Il dato dei furti, indicatore piuttosto affidabile della sicurezza, è sceso a 238, dai 260 del 2017. 402 nell’intero comprensorio se si contano i 10 comuni convenzionati. Ma numeri a parte, altrettanto importante è la sicurezza percepita di cittadini, ed è qui che la polizia comunale può fare la differenza
"La prossimità più vicina al cittadino viene svolta tramite una serie di assistenti che, sia nei quartieri di Mendrisio che nei comuni convenzionati, pattugliano il territorio quotidianamente in maniera appiedata" spiega il comandante Patrick Roth ai microfoni di TeleTicino. "Ci sono poi le pattuglie di polizia che regolarmente svolgono attività di pronto intervento e di pattugliamento preventivo quando l'attività d'interventistica lo permette. Questo per quanto riguarda il quotidiano; dopodiché svolgiamo regolarmente degli incontri con la popolazione o con le commissioni di quartiere, organizziamo presentazioni con enti particolari - le associazioni delle famiglie diurne del Mendrisiotto o gruppi particolari di persone che sono di interesse per noi - per far passare il nostro concetto di polizia di prossimità, di vicinanza al cittadino".
Oltre ai compiti più classici, le comunali scoprono sempre nuovi impegni. Un esempio è quello delle residenze fittizie, che da marzo vedono un agente impegnato a tempo pieno.
"Sollecitati dagli uffici cantonali e dal nostro ufficio Controllo abitanti della Città di Mendrisio, in accordo e collaborazione con la polizia cantonale, abbiamo deciso di implementare delle unità operative in questo settore" dichiara il capo Dicastero Sicurezza pubblica Samuele Maffi. "Dal profilo operativo ma anche politico si può migliorare nel settore delle dimore fittizie e i primi risultati si stanno vedendo". Nel 2018 infatti sono state ben 46 le inchieste aperte per presunte dimore fittizie.

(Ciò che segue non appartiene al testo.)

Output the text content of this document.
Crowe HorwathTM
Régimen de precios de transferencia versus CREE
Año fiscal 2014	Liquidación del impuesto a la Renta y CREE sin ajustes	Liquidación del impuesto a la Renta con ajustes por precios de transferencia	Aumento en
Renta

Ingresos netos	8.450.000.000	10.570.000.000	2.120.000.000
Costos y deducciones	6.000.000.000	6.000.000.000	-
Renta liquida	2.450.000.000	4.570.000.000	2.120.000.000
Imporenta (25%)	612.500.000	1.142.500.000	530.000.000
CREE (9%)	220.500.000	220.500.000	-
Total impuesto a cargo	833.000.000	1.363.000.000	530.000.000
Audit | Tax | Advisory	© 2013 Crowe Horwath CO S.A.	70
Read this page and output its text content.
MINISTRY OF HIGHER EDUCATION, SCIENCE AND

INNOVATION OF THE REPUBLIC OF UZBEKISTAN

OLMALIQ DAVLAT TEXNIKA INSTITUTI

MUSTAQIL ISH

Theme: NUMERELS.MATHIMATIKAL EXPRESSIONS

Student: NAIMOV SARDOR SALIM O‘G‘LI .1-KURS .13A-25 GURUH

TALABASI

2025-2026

Il punto dolente del Mendrisiotto, però, è il traffico, che mette costantemente sotto pressione politica e polizia. Il primo anno del nuovo svincolo però, mostra un bilancio positivo. "I risultati generali dell'implementazione del nuovo svincolo sono positivi" sottolinea ancora Maffi. "Il traffico in entrata e in uscita dal borgo è senz'altro migliorato e quindi siamo molto soddifsatti".